Flüchtlingskoordinator
Nach zwölf Jahren: Gerhard Koch (85) zieht die Reißleine
Nach mehr als einem Jahrzehnt unermüdlichen Einsatzes geht in Stelle eine Ära zu Ende: Gerhard Koch hat seine offizielle Tätigkeit als ehrenamtlicher Flüchtlingskoordinator zum 1. Mai beendet. Da trotz langer Suche kein Nachfolger für den 85-Jährigen gefunden werden konnte, müssen sich Bürger und Geflüchtete ab sofort direkt an die Gemeindeverwaltung wenden.

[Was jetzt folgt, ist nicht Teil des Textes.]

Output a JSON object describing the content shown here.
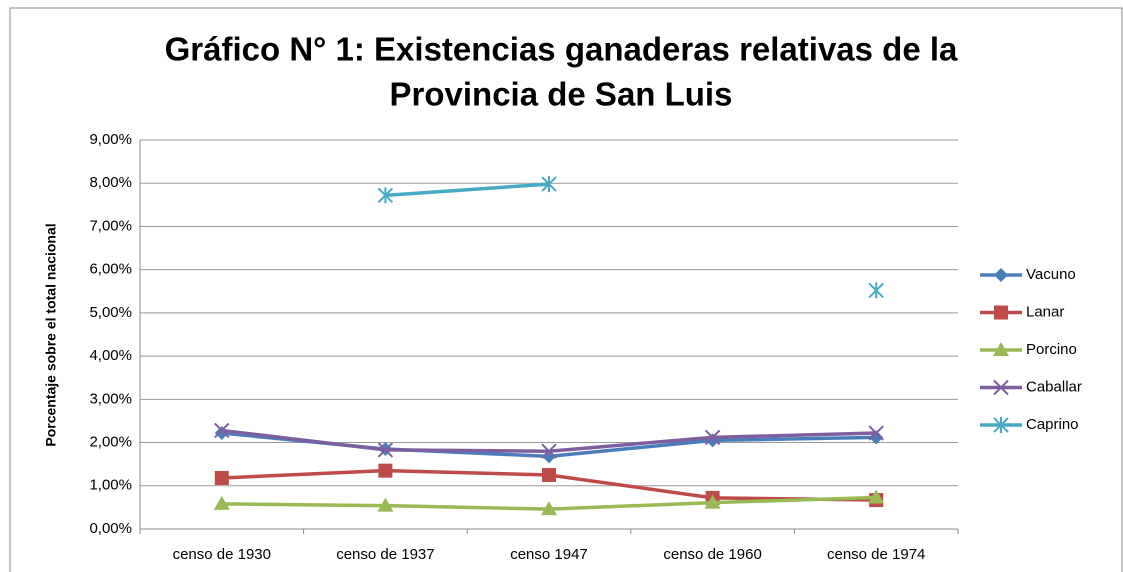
{
  "chart_data": {
    "type": "line",
    "title": "Gráfico N° 1: Existencias  ganaderas relativas de la Provincia de San Luis",
    "ylabel": "Porcentaje sobre el total nacional",
    "categories": [
      "censo de 1930",
      "censo de 1937",
      "censo 1947",
      "censo de 1960",
      "censo de 1974"
    ],
    "series": [
      {
        "name": "Vacuno",
        "color": "#4a7ebb",
        "marker": "diamond",
        "values": [
          2.22,
          1.85,
          1.68,
          2.05,
          2.12
        ]
      },
      {
        "name": "Lanar",
        "color": "#be4b48",
        "marker": "square",
        "values": [
          1.18,
          1.35,
          1.25,
          0.72,
          0.67
        ]
      },
      {
        "name": "Porcino",
        "color": "#98b954",
        "marker": "triangle",
        "values": [
          0.58,
          0.54,
          0.46,
          0.61,
          0.73
        ]
      },
      {
        "name": "Caballar",
        "color": "#7d5fa0",
        "marker": "cross",
        "values": [
          2.28,
          1.83,
          1.8,
          2.12,
          2.22
        ]
      },
      {
        "name": "Caprino",
        "color": "#46aac5",
        "marker": "asterisk",
        "values": [
          null,
          7.72,
          7.98,
          null,
          5.52
        ]
      }
    ],
    "ylim": [
      0,
      9
    ],
    "yticks": [
      {
        "value": 0,
        "label": "0,00%"
      },
      {
        "value": 1,
        "label": "1,00%"
      },
      {
        "value": 2,
        "label": "2,00%"
      },
      {
        "value": 3,
        "label": "3,00%"
      },
      {
        "value": 4,
        "label": "4,00%"
      },
      {
        "value": 5,
        "label": "5,00%"
      },
      {
        "value": 6,
        "label": "6,00%"
      },
      {
        "value": 7,
        "label": "7,00%"
      },
      {
        "value": 8,
        "label": "8,00%"
      },
      {
        "value": 9,
        "label": "9,00%"
      }
    ],
    "grid": true,
    "legend": "right"
  }
}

Zwölf Jahre lang war Gerhard Koch das Gesicht der Flüchtlingshilfe in unserer Gemeinde. Er baute ein stabiles Netzwerk auf und war das entscheidende Bindeglied zwischen den Unterkünften, dem Landkreis Harburg und der Gemeinde Stelle. Ob Behördenangelegenheiten, Arztbesuche oder die Suche nach Wohnungen und Arbeit – Koch war immer zur Stelle, wenn Hilfe gebraucht wurde. „Sie haben sich über Jahrzehnte für die Integration von Geflüchteten engagiert“, würdigte Landrat Rainer Rempe das außergewöhnliche Engagement in einem persönlichen Schreiben. Dabei habe Koch sich auch nie gescheut, „auf Missstände und Probleme hinzuweisen.“ Auch die Gemeinde Stelle bedauerte das Ausscheiden ihres Koordinators zutiefst und sprach Koch höchste Anerkennung für die geleistete Arbeit aus.

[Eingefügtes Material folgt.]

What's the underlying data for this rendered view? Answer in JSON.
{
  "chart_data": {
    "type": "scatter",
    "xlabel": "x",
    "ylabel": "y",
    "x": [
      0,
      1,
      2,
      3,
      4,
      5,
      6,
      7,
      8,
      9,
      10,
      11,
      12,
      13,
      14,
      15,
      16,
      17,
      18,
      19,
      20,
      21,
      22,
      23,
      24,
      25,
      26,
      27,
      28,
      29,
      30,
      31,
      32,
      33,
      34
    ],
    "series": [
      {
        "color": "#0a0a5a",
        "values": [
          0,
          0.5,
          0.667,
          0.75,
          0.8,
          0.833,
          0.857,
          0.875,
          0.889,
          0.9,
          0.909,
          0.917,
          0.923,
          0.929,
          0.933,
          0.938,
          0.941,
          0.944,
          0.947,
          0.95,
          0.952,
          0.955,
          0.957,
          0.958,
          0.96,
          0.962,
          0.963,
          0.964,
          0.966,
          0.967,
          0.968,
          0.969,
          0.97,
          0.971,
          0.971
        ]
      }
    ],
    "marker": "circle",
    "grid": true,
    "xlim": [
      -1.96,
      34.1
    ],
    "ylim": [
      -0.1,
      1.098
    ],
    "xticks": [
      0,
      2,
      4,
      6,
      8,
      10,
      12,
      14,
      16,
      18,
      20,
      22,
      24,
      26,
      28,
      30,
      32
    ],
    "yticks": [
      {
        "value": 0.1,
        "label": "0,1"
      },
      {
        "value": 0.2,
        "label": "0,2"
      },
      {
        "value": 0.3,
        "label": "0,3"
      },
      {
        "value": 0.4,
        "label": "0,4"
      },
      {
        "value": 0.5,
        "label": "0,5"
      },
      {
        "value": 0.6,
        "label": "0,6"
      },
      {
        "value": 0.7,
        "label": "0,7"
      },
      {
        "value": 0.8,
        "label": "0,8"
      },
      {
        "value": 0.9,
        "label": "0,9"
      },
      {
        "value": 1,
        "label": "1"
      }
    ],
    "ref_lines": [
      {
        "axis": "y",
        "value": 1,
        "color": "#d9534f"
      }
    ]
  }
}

Für den engagierten Steller war der Schritt dennoch unumgänglich: „Nach langer, erfolgloser Suche einen Nachfolger für die Position zu finden, habe ich im Alter von 85 Jahren nun die Reißleine gezogen“, erklärt Koch. Ganz aufhören kann und will der Steller aber nicht: Rund 20 bereits in Stelle ansässige und integrierte Menschen wird er auch weiterhin individuell und privat betreuen.
Da die offizielle Koordinatorenstelle vorerst unbesetzt bleibt, übernimmt die Verwaltung der Gemeinde Stelle ab sofort alle Flüchtlingsbelange wieder in Eigenregie. Anfragen, Anliegen und Angebote sind direkt per E-Mail an fluechtlingshilfe@gemeindestelle.de zu richten.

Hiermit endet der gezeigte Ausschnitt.